En novembre 2025, le salaire minimum national (National Floor Level Minimum Wage, NFLMW) s’élève toujours à 178 INR par jour, soit 5 340 INR par mois (59,91 USD / environ 55,1 €). Ce montant, inchangé depuis août 2017, est officiellement applicable sur tout le territoire indien, mais n’intègre ni l’inflation ni les disparités régionales.

À l’opposé du spectre, Delhi applique un salaire minimum urbain parmi les plus élevés du pays, avec une grille différenciée selon les compétences. Depuis avril 2025 :

  • Travailleurs non qualifiés : 18 456 INR/mois (207 USD / ~190,5 €)
  • Semi-qualifiés : 20 371 INR/mois (229 USD / ~211 €)
  • Travailleurs diplômés : 24 356 INR/mois (273 USD / ~251 €)

Le salaire moyen national en 2025 se situe entre 28 000 et 32 000 INR/mois (314 à 359 USD / ~288 à 330 €), selon les dernières enquêtes. En comparaison, le plancher national représente moins de 20 % de ce salaire moyen, un écart inédit.

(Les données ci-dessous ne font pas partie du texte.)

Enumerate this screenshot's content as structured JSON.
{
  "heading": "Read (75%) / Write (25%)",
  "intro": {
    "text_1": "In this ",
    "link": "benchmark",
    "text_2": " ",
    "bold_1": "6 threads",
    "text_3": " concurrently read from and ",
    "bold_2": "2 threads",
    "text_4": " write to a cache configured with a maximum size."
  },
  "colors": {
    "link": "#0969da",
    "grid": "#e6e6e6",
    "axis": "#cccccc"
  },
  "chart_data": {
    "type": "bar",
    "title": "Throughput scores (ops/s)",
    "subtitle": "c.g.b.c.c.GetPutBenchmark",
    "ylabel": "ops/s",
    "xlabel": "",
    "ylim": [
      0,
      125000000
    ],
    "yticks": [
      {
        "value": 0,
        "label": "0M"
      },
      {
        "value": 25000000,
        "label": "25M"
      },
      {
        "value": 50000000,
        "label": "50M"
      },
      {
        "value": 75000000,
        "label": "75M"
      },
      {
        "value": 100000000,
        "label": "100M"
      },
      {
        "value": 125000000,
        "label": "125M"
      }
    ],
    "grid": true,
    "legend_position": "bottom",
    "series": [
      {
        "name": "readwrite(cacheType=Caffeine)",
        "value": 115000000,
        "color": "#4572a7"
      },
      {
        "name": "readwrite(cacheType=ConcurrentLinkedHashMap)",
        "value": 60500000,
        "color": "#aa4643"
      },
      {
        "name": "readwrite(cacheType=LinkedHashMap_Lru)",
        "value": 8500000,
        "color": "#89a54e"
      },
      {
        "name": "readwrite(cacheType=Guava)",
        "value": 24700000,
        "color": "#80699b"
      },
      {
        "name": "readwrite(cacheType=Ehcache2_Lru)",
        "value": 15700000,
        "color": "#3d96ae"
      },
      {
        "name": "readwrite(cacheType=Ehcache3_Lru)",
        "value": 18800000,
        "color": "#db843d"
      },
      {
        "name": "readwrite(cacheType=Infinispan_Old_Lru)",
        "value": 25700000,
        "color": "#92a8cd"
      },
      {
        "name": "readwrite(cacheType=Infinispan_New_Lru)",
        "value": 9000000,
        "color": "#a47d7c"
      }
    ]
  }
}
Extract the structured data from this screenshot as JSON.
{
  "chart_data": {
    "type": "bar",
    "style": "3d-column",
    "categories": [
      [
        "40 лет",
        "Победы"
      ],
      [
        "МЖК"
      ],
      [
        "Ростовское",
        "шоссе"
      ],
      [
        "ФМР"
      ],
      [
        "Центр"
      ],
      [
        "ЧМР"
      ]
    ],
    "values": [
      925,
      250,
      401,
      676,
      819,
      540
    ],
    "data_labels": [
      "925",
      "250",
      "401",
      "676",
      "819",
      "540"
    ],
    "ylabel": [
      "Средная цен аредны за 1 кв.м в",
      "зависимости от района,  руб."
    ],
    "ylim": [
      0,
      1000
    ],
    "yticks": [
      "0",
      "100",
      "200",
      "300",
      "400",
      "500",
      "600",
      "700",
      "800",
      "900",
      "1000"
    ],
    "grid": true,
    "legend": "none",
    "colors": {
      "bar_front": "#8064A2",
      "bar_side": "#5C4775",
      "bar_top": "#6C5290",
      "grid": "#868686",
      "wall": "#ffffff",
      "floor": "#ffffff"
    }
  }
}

Le système indien du salaire minimum repose sur une législation à plusieurs niveaux. La base est la Minimum Wages Act de 1948, qui permet à chaque État fédéré de fixer ses propres seuils par secteur (industrie, services, agriculture). Ces montants sont révisés semestriellement ou annuellement, en intégrant l’inflation via le Variable Dearness Allowance (VDA).

En 2019, le Parlement indien a adopté le Code on Wages, censé remplacer la loi de 1948 et harmoniser les pratiques. Mais en novembre 2025, cette réforme n’a toujours pas été implémentée : les États doivent encore notifier les règles nécessaires à son application. Le cadre légal reste donc inchangé depuis plus de six ans.

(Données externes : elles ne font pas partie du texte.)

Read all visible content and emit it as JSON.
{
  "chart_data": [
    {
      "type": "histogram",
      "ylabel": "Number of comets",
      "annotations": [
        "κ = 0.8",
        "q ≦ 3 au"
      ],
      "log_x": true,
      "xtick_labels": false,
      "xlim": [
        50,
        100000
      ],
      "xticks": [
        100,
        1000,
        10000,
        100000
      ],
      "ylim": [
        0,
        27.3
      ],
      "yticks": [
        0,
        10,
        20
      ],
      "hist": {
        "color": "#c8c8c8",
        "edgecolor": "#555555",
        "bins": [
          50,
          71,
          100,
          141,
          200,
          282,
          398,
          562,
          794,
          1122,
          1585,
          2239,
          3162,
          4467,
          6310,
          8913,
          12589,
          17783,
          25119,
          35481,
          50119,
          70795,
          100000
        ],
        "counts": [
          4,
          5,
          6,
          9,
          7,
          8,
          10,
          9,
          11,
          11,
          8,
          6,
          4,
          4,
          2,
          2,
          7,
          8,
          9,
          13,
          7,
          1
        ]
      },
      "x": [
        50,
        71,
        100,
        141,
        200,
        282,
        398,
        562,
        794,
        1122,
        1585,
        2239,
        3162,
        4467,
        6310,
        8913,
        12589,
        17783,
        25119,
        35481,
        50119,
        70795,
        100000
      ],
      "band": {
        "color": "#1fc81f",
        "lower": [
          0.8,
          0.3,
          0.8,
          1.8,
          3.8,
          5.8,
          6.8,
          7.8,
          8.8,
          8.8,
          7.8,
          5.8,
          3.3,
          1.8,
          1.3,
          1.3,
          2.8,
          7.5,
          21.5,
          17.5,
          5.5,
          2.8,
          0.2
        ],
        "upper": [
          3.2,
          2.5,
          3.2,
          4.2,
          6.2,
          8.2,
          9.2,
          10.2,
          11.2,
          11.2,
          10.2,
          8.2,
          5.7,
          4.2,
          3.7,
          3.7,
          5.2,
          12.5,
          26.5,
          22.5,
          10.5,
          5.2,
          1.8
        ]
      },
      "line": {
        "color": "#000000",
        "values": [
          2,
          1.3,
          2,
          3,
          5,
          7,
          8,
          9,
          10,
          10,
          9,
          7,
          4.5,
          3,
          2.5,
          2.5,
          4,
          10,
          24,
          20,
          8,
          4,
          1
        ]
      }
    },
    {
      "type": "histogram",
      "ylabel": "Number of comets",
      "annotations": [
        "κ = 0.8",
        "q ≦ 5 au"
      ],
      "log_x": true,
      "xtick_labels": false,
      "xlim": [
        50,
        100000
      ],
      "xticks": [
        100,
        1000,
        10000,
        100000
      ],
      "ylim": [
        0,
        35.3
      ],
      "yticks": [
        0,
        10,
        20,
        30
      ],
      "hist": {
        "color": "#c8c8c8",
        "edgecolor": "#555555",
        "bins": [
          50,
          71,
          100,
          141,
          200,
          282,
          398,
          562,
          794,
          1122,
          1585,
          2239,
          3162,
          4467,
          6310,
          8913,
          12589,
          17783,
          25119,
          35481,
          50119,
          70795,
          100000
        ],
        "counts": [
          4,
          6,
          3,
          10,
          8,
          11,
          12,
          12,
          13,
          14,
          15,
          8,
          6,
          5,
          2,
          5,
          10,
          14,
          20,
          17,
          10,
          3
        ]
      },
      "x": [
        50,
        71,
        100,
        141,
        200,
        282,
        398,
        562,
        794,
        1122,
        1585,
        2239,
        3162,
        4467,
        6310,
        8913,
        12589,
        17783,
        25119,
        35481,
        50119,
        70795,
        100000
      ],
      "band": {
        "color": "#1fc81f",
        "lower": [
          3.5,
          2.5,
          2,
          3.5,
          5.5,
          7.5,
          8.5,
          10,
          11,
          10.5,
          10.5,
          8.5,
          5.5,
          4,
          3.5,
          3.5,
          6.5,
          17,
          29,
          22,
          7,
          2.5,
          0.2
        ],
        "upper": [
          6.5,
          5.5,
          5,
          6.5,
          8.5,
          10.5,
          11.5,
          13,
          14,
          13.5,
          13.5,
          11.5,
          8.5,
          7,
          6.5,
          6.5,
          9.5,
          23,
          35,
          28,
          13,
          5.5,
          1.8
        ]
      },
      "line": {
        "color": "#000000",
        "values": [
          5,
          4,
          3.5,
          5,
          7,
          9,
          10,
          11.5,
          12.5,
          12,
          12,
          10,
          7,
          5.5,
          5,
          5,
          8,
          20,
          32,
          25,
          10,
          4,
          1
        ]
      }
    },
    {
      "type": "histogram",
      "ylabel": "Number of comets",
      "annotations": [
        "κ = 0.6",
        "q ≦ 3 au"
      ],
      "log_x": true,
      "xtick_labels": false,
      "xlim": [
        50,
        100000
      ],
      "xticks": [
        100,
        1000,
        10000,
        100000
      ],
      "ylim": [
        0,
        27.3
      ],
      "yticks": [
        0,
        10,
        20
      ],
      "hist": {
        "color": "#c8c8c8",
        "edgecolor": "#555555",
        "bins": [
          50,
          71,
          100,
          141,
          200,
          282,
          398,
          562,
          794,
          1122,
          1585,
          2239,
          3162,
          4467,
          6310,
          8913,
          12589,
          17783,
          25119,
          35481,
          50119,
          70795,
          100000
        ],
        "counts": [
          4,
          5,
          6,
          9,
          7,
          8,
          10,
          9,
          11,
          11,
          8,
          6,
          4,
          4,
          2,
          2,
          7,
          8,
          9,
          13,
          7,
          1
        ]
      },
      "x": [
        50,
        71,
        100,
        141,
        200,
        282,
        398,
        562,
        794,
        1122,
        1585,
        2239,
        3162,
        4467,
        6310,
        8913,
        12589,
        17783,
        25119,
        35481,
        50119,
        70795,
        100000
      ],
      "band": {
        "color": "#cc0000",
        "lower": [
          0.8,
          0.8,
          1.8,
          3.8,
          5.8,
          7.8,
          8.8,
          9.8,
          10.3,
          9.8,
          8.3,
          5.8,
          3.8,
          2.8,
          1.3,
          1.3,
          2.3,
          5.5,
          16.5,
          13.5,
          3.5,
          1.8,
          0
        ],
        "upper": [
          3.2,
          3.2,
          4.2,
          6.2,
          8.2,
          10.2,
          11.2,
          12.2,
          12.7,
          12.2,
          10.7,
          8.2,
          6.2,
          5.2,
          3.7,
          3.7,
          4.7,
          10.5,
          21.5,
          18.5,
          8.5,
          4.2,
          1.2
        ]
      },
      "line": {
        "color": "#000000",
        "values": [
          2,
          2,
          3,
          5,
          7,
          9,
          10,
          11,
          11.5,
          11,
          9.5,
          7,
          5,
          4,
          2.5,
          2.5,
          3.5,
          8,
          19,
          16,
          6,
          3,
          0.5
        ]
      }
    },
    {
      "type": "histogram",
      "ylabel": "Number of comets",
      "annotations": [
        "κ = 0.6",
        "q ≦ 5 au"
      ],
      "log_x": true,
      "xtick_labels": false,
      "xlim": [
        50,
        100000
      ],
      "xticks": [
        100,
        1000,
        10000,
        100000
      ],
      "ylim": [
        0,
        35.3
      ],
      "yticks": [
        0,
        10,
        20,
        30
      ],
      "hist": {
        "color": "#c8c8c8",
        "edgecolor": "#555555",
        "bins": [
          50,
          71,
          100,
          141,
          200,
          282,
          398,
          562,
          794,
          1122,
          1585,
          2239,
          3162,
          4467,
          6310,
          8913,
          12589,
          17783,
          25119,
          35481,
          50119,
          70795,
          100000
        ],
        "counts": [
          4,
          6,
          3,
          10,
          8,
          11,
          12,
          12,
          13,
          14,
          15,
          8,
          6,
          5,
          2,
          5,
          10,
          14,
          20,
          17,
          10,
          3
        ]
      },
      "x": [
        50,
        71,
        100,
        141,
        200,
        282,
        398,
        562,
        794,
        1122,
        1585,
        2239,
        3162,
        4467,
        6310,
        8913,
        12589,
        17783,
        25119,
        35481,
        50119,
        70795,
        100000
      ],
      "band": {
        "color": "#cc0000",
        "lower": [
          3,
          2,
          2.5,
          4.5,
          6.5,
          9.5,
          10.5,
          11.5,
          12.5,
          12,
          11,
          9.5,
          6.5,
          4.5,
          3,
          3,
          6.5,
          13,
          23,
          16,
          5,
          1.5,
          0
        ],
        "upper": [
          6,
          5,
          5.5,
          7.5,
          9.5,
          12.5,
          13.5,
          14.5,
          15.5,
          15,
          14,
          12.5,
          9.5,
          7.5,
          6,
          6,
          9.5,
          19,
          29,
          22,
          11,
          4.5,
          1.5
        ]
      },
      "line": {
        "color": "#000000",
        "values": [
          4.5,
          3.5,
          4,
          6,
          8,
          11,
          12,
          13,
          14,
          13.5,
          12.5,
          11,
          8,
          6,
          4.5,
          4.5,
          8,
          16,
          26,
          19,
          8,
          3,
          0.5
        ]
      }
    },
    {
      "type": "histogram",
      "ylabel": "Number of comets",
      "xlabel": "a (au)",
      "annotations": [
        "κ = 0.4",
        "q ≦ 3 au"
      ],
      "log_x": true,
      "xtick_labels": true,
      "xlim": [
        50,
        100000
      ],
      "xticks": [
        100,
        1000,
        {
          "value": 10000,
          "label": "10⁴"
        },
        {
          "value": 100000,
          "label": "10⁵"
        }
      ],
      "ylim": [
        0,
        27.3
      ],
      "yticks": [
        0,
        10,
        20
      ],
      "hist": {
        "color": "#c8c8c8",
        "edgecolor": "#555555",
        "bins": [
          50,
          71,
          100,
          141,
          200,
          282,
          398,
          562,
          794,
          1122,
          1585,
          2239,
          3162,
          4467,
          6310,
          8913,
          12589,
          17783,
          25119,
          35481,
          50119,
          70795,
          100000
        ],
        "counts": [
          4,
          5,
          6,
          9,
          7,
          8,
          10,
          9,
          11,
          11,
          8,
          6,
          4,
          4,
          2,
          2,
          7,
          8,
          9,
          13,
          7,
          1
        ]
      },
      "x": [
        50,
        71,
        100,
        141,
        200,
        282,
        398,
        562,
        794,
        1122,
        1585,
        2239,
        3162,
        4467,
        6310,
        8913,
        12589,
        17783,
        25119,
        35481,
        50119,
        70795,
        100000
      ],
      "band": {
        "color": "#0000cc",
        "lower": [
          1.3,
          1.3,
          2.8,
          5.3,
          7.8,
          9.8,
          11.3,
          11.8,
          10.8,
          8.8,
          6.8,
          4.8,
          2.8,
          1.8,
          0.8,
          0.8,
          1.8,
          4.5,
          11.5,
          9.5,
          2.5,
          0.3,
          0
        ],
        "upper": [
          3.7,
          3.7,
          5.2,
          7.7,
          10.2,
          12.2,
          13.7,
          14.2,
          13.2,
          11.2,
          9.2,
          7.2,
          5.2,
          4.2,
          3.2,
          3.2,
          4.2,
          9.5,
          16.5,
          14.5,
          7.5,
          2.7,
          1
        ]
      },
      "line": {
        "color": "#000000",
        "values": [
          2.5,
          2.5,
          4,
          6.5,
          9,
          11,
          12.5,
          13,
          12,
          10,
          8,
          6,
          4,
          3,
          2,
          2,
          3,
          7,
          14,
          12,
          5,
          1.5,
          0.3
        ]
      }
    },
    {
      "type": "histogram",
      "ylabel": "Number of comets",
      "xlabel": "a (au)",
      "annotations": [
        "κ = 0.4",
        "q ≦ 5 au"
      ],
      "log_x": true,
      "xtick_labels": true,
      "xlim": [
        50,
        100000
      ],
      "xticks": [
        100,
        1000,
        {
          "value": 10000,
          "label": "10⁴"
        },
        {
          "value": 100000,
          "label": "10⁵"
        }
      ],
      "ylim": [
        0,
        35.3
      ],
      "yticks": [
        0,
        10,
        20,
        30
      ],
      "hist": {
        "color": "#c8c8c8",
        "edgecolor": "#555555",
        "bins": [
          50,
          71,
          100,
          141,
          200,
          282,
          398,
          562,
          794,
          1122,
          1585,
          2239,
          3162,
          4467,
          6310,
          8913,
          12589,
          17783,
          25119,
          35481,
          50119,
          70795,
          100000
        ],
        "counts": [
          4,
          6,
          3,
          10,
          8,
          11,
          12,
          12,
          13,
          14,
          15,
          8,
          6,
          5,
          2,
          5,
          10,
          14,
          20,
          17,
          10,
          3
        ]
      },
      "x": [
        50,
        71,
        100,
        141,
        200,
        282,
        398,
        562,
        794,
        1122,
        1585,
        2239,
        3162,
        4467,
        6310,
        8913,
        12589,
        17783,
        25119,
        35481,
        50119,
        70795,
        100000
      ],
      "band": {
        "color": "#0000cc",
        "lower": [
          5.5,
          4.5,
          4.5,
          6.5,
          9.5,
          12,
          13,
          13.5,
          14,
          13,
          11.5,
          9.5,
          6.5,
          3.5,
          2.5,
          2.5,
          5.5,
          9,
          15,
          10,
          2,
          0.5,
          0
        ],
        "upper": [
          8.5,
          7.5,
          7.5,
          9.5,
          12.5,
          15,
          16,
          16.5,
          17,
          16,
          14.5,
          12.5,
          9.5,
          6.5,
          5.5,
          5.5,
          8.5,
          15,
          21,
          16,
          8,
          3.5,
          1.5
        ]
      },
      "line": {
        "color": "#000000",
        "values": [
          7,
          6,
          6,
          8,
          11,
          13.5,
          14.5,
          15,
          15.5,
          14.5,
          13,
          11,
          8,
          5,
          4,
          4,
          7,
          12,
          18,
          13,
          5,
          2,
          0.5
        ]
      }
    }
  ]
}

Le NFLMW, lui, ne bénéficie d’aucune indexation automatique. En 2019, un comité d’experts mandaté par le gouvernement (Satpathy Committee) avait recommandé de le doubler pour atteindre 375 INR/jour (9 750 INR/mois / ~102 €). Cette proposition n’a jamais été adoptée.

Des écarts de salaire massifs selon les régions

La disparité entre Delhi et d’autres régions illustre la fragmentation du système. À Bangalore (Karnataka) et Mumbai (Maharashtra), les salaires minima pour les travailleurs non qualifiés en zone urbaine atteignent environ 16 405 INR/mois (184 USD / ~170 €). À Hyderabad (Telangana), les salaires varient de 15 000 à 24 000 INR/mois (168 à 273 USD / ~138 à 251 €) selon la qualification.

En revanche, dans l’Uttar Pradesh rural, l’un des États les plus peuplés, le SMIC agricole plafonne autour de 6 552 INR/mois (73,5 USD / ~67 €), soit à peine 18 % au-dessus du plancher national. Dans de nombreuses zones rurales, les salaires restent alignés sur le NFLMW ou à peine supérieurs.

L’écart entre les zones rurales et la capitale atteint ainsi un facteur de 3,5 à 4,5, un niveau rarement observé dans les économies émergentes.

Une majorité invisible : le secteur informel

En Inde, environ 90 % de la main-d’œuvre – soit 468 millions de personnes – travaille dans le secteur informel, qui échappe largement à la réglementation sur le salaire minimum. Cette population inclut les travailleurs agricoles, les vendeurs ambulants, les employés domestiques et les petits artisans.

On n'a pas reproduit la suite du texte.